Exposição de Bellas Artes

Inaugura-se, hoje, ás 11 horas da manhã, com a presença de SS. MM. Imperiaes, a exposição de bellas artes na nossa academia.

Esta exposição, relativamente rica, deve exercer uma influencia manifesta sobre o futuro da arte no Brazil.

O systema agora adoptado de fazer pagar as entradas, para de alguma fórma compensar a escassez de recursos do nosso unico estabelecimento artistico e habilital-o a enriquecer as suas collecções e ao mesmo tempo estimular os artistas, merece ser bem acolhido pelo publico.

Os nossos artistas, e já os temos habeis, talentosos e activos, não tèm encontrado até aqui apoio official bastante para os animar a grandes commettimentos; contribua cada cidadão com os seus recursos, e a arte nacional terá dignos representantes.

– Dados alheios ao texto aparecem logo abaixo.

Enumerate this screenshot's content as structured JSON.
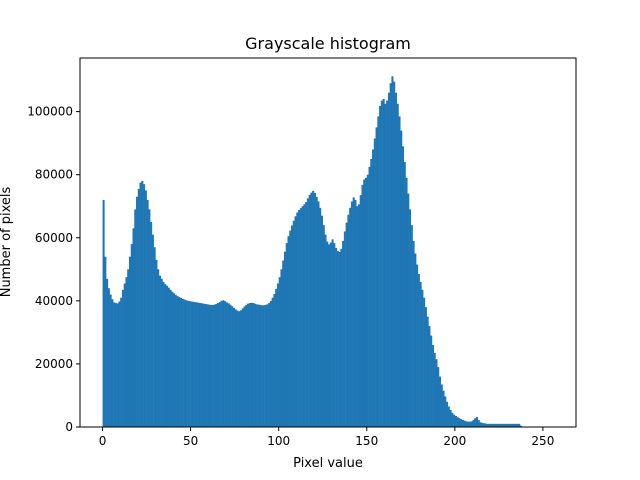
{
  "chart_data": {
    "type": "bar",
    "title": "Grayscale histogram",
    "xlabel": "Pixel value",
    "ylabel": "Number of pixels",
    "xlim": [
      -12.8,
      268.8
    ],
    "ylim": [
      0,
      117000
    ],
    "xticks": [
      0,
      50,
      100,
      150,
      200,
      250
    ],
    "yticks": [
      0,
      20000,
      40000,
      60000,
      80000,
      100000
    ],
    "xtick_labels": [
      "0",
      "50",
      "100",
      "150",
      "200",
      "250"
    ],
    "ytick_labels": [
      "0",
      "20000",
      "40000",
      "60000",
      "80000",
      "100000"
    ],
    "grid": false,
    "legend": "none",
    "bar_color": "#1f77b4",
    "bin_start": 0,
    "bin_width": 1,
    "values": [
      72000,
      54000,
      47000,
      44000,
      42000,
      40500,
      39500,
      39300,
      39200,
      39800,
      41000,
      43500,
      45500,
      47500,
      50000,
      54000,
      58000,
      63000,
      69000,
      73000,
      75500,
      77500,
      78000,
      77000,
      75000,
      72000,
      69000,
      65000,
      61000,
      57000,
      53000,
      50000,
      48000,
      47000,
      46000,
      45300,
      44800,
      44200,
      43500,
      42900,
      42400,
      41900,
      41500,
      41200,
      40900,
      40600,
      40400,
      40200,
      40000,
      39900,
      39800,
      39700,
      39600,
      39500,
      39400,
      39300,
      39200,
      39100,
      39000,
      38900,
      38800,
      38700,
      38700,
      38800,
      39000,
      39300,
      39600,
      40000,
      40200,
      39900,
      39500,
      39200,
      38800,
      38300,
      37800,
      37300,
      36900,
      36700,
      37000,
      37600,
      38200,
      38700,
      39100,
      39300,
      39400,
      39300,
      39100,
      38900,
      38800,
      38700,
      38600,
      38600,
      38700,
      38900,
      39300,
      40000,
      41000,
      42200,
      43800,
      45500,
      47500,
      50000,
      52800,
      55600,
      58300,
      60500,
      62300,
      63900,
      65400,
      66800,
      68000,
      68800,
      69400,
      70000,
      70600,
      71300,
      72500,
      73600,
      74300,
      74900,
      74200,
      73000,
      71500,
      69500,
      67000,
      64000,
      61000,
      58800,
      57900,
      58500,
      59500,
      58300,
      56800,
      55800,
      55500,
      56500,
      59000,
      62000,
      64800,
      67300,
      69500,
      71500,
      72800,
      72000,
      70000,
      70600,
      73500,
      76800,
      78500,
      79000,
      80000,
      82500,
      85000,
      88000,
      91500,
      95000,
      98500,
      101800,
      103500,
      104000,
      102500,
      103500,
      106000,
      109000,
      111200,
      109500,
      106000,
      102500,
      98500,
      94000,
      89000,
      84000,
      79000,
      74000,
      69000,
      64000,
      59000,
      55000,
      51500,
      48500,
      46000,
      43500,
      41000,
      38000,
      35000,
      32000,
      29000,
      26000,
      23500,
      21500,
      19000,
      16000,
      13500,
      11500,
      9700,
      8000,
      6500,
      5400,
      4500,
      3900,
      3500,
      3100,
      2800,
      2500,
      2200,
      2000,
      1800,
      1700,
      1700,
      1800,
      2200,
      2800,
      3200,
      2200,
      1500,
      1300,
      1200,
      1100,
      1000,
      1000,
      1000,
      1000,
      1000,
      1000,
      1000,
      1000,
      1000,
      1000,
      1000,
      1000,
      1000,
      1000,
      1000,
      1000,
      1000,
      1000,
      1000,
      400
    ]
  }
}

Na exposição que, hoje, se inaugura, veremos reunido um numero de quadros de artistas nacionaes ou estrangeiros aqui residentes, como nunca antes tivemos. Victor Meirelles e Pedro Americo, Aurelio e Firmino Monteiro, Amoedo e Almeida, Grimm e Driendl, Belmiro e Peres, Fachinetti e Medeiros, Caron, Vasquez, França Junior, Frate, Valle e tantos outros, artistas, amadores, alumnos da academia, todos contribuiram para enriquecer a exposição.

E sem contar que n’uma das primeiras salas do pavimento terreo ostenta-se pujante o grande talento de Bernardelli, com a sua cópia de Venus Callypigia, e a sua Faceira e o esboço do Christo e a adultera.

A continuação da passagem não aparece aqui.